Being a Senior Consultant at Gorilla Logic is super fun, but it is even more fun leading a highly productive team under the nearshore business model. During my time at Gorilla Logic, I have had the opportunity to work as a Senior Consultant and as a Technical Lead on a very demanding set of services/products for companies that want to skyrocket their efficiency and revenue while maintaining quality, performance, and low technical debt.
Gorilla Logic differs from other companies in many regards; including seamless integration with clients’ processes, adaptability to change, Agile practices adoption, and high-quality outcomes. Gorilla Logic also has a proclivity for collaboration and problem resolution advocacy in addition to well-orchestrated sets of technical skills combined with soft skills.
During my first six months at this great company, I can say with confidence that it is one of the best places I have worked at. There have been several challenges and growth opportunities, important feedback from peers, given and taken. Because of that, I have had the opportunity to identify several lessons I’ve learned doing things the Gorilla Logic Way.
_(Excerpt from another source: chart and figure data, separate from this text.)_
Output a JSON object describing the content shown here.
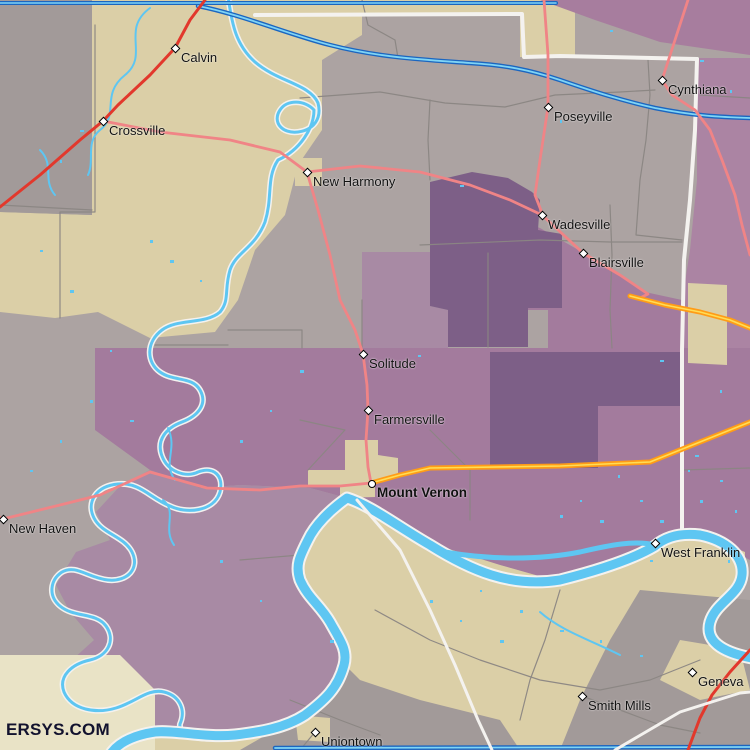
{
  "watermark": "ERSYS.COM",
  "palette": {
    "base": "#aca3a2",
    "grayPatch": "#a29a99",
    "tan": "#dbcfa7",
    "tanLight": "#e9e3c6",
    "purpleDark": "#7d5f87",
    "purpleMed": "#a37b9d",
    "purpleMed2": "#a88aa4",
    "purpleLight": "#ab84a3",
    "purpleTopRight": "#a77d9e",
    "waterLight": "#5ec6f2",
    "waterCore": "#7fd4f5",
    "waterCasing": "#1b66c0",
    "whiteBoundary": "#f4f2ef",
    "grayLine": "#8b8683",
    "roadRed": "#e2382c",
    "roadPink": "#f08486",
    "roadOrange": "#ff9c17",
    "roadYellow": "#ffdd55",
    "labelColor": "#111111",
    "watermark": "#12122e"
  },
  "towns": [
    {
      "name": "Calvin",
      "x": 175,
      "y": 48,
      "marker": "diamond",
      "bold": false
    },
    {
      "name": "Crossville",
      "x": 103,
      "y": 121,
      "marker": "diamond",
      "bold": false
    },
    {
      "name": "New Harmony",
      "x": 307,
      "y": 172,
      "marker": "diamond",
      "bold": false
    },
    {
      "name": "Poseyville",
      "x": 548,
      "y": 107,
      "marker": "diamond",
      "bold": false
    },
    {
      "name": "Cynthiana",
      "x": 662,
      "y": 80,
      "marker": "diamond",
      "bold": false
    },
    {
      "name": "Wadesville",
      "x": 542,
      "y": 215,
      "marker": "diamond",
      "bold": false
    },
    {
      "name": "Blairsville",
      "x": 583,
      "y": 253,
      "marker": "diamond",
      "bold": false
    },
    {
      "name": "Solitude",
      "x": 363,
      "y": 354,
      "marker": "diamond",
      "bold": false
    },
    {
      "name": "Farmersville",
      "x": 368,
      "y": 410,
      "marker": "diamond",
      "bold": false
    },
    {
      "name": "Mount Vernon",
      "x": 371,
      "y": 483,
      "marker": "circle",
      "bold": true
    },
    {
      "name": "New Haven",
      "x": 3,
      "y": 519,
      "marker": "diamond",
      "bold": false
    },
    {
      "name": "West Franklin",
      "x": 655,
      "y": 543,
      "marker": "diamond",
      "bold": false
    },
    {
      "name": "Smith Mills",
      "x": 582,
      "y": 696,
      "marker": "diamond",
      "bold": false
    },
    {
      "name": "Geneva",
      "x": 692,
      "y": 672,
      "marker": "diamond",
      "bold": false
    },
    {
      "name": "Uniontown",
      "x": 315,
      "y": 732,
      "marker": "diamond",
      "bold": false
    }
  ]
}
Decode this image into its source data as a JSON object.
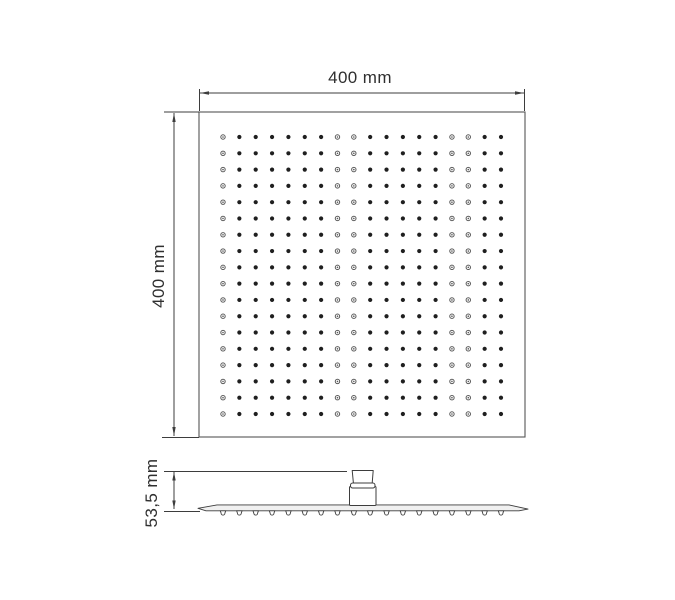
{
  "labels": {
    "width": "400 mm",
    "height": "400 mm",
    "thickness": "53,5 mm"
  },
  "top_view": {
    "nozzle_grid": {
      "cols": 18,
      "rows": 18,
      "ring_columns": [
        0,
        7,
        8,
        14,
        15
      ]
    }
  },
  "side_view": {
    "nozzle_count": 18
  },
  "colors": {
    "background": "#ffffff",
    "line": "#3d3d3d",
    "text": "#2f2f2f",
    "dot": "#1f1f1f",
    "ring_dot": "#5a5a5a",
    "plate_fill": "#f0f0f0"
  }
}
1. Accept Differences and Embrace them as Opportunities
Rather than seeing differences as threatening, embrace them as highly valuable learning opportunities. Not every person thinks the same way—solutions to problems are, more often than not, personalized expressions to issues. Diversity should only be viewed as an advantage. In diversity, we have the best mechanism for the natural selection of ideas, in which the best ones are kept and the not so good ones are let go. Learn to delegate and create a trust-based working environment for your peers.
2. Never Underestimate the Full Potential of Teamwork
The team is not the Tech Lead and the Tech Lead does not fully represent the variety of opinions, expertise, and knowledge of a team. Great outcome can be obtained from well orchestrated teamwork. The more ideas compiled for a given problem, the more discards there are. This translates to more organized mental models and creative ideas for problem resolution. Perspectives between team members can vary which only enriches the process and generates interesting and straightforward solutions to complex problems.
3. Coach your Team and Cultivate a Culture of Knowledge
Technical challenges can be stressful, even more so when technical knowledge is lacking due to inexperience. That is why cultivating a culture of knowledge and knowledge transfer is critical for the success of your team and every individual team member. Work closely on developing learning strategies that will positively impact your team’s perception on new technologies and mindsets. A team is as efficient as the sum of the efficiency of each individual team member. Incentivize learning new things, sharing knowledge, and getting out of your comfort zone more often.
4. Work Closely with your Scrum Master and Embrace Agile Methodologies
There is never enough emphasis on this one. Work closely with your Scrum Master. Your Scrum Master is your friend, is the person who has the responsibility to reinforce and educate the team in regards to Agile best practices. They can assist you and help the team grow and expand. They can listen to you and advise you when the hard moments arrive (there will be some). Also, work with the client. Listen to them, and help them become a better version of themselves with every iteration.
5. Be a Servant Technical Lead
Just as your Scrum Master can be considered a Servant Leader, the Technical Lead can also be considered a Servant Technical Lead. Despite being the Technical Lead, you are not there to be served. In fact, it is the other way around. You are meant to serve the team in every aspect—unblock them, guarantee a pleasing working environment, and enable them to excel in their tasks and be as efficient as possible. This does not mean that there will not be moments when decisions will have to be made (by you). Such scenarios will happen. However, it is up to you to realize that you cannot please everyone. Also, remember not to be too hard on yourself as this can spoil things. Instead, understand and embrace these moments as realities that require your awareness.
Gorilla Logic has posed several challenges to my Technical Lead capabilities, despite having worked in the same position for other companies. Such challenges will always be present—they will always be part of the equation. The good news is that most of them are manageable and foreseeable.
I consider myself fortunate to be part of such a unique group. One that is truly different in many regards—we put people over processes; we have each other’s back and work as a team1; we understand the importance of team collaboration; and we care about the value we deliver to the client with every iteration. That’s the Gorilla Logic Way.